Understanding relevant bankruptcy law is important to avoid legal issues during the actual bankruptcy process. Consulting a bankruptcy attorney is highly advisable for you to decide which would be best for your bankruptcy case. The most common choices are Bankruptcy Chapter 7 (or liquidation bankruptcy) and Chapter 13 (or reorganization bankruptcy).
Chapter 7 Bankruptcy
Bankruptcy filings under Chapter 7 are generally the simplest and it is also processed faster than the other types of bankruptcy. When you file the necessary paperwork promptly, it would only take three to six months for the case to be complete.
Under this chapter, you will have to give up your nonexempt assets to be sold and distributed. A bankruptcy trustee will evaluate your nonexempt assets and manage the sales of your personal property. The funds will then be allocated to your creditors. Note, however, that since exempt property cannot be sold (because of exemption laws that the debtor is entitled to), filers lose little to no assets.
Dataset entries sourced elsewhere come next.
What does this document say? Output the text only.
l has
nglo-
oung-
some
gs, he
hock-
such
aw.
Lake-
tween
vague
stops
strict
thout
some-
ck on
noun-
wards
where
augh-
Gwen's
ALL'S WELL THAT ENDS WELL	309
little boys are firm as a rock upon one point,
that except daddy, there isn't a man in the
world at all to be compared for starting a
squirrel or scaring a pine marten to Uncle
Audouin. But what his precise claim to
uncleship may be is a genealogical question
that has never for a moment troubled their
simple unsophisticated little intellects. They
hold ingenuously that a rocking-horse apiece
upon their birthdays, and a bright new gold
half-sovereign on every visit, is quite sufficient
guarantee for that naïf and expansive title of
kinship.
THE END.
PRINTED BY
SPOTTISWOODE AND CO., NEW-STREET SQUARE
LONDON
Liquidation bankruptcy is suitable for those who owe mostly unsecured debt like utility bills, medical debt, and credit card loans. After the completion of the bankruptcy proceeding, these unsecured debts will be completely wiped out. The benefit of eliminating unsecured debts like credit cards and medical bills is that it would free up more budget for retirement plans, education, and better financial management.
If you are not able to keep up in making payments for your secured debts (like your home and vehicle) and you do not want to surrender your properties, Chapter 13 will likely be the best bankruptcy option for you.
Chapter 13 Bankruptcy
Under this type of bankruptcy, you may be able to secure all your properties and instead propose a debt repayment plan to the bankruptcy court. Your payment plan must be within your budget for you to be able to make regular monthly payments. After the bankruptcy judge approves your payment plan, you must pay your creditors following the agreed schedule.
Chapter 13 bankruptcy will be beneficial if you want to save your home from foreclosure. This bankruptcy chapter would usually take up to three to five years to be complete. After the proceeding is completed, all dischargeable debts would be eliminated. However, to secure your assets, you must continue making monthly payments to your creditors.
Chapter 7 and Chapter 13 bankruptcies work best for different circumstances. A Chapter 7 bankruptcy declaration is much quicker, but a lot of people struggling with mortgage payment consider filing Chapter 13. Your bankruptcy lawyer will help you plan on how you will either opt to have assets liquidated or repay your creditors.
Non-dischargeable debts as enumerated earlier will remain due and demandable even after you have filed bankruptcy. On a positive note, the solution to these comes from the fact that if you have successfully eliminated your unsecured debts, making payments for these non-dischargeable debts will become easier for you.
Struggling with debt and financial problems is extremely stressful especially when you have no idea about the bankruptcy procedure. Seeking legal help is important for you to know how to file and understand pertinent bankruptcy rules of each chapter. Bankruptcy lawyers will assist you throughout the proceeding, and even after you file bankruptcy.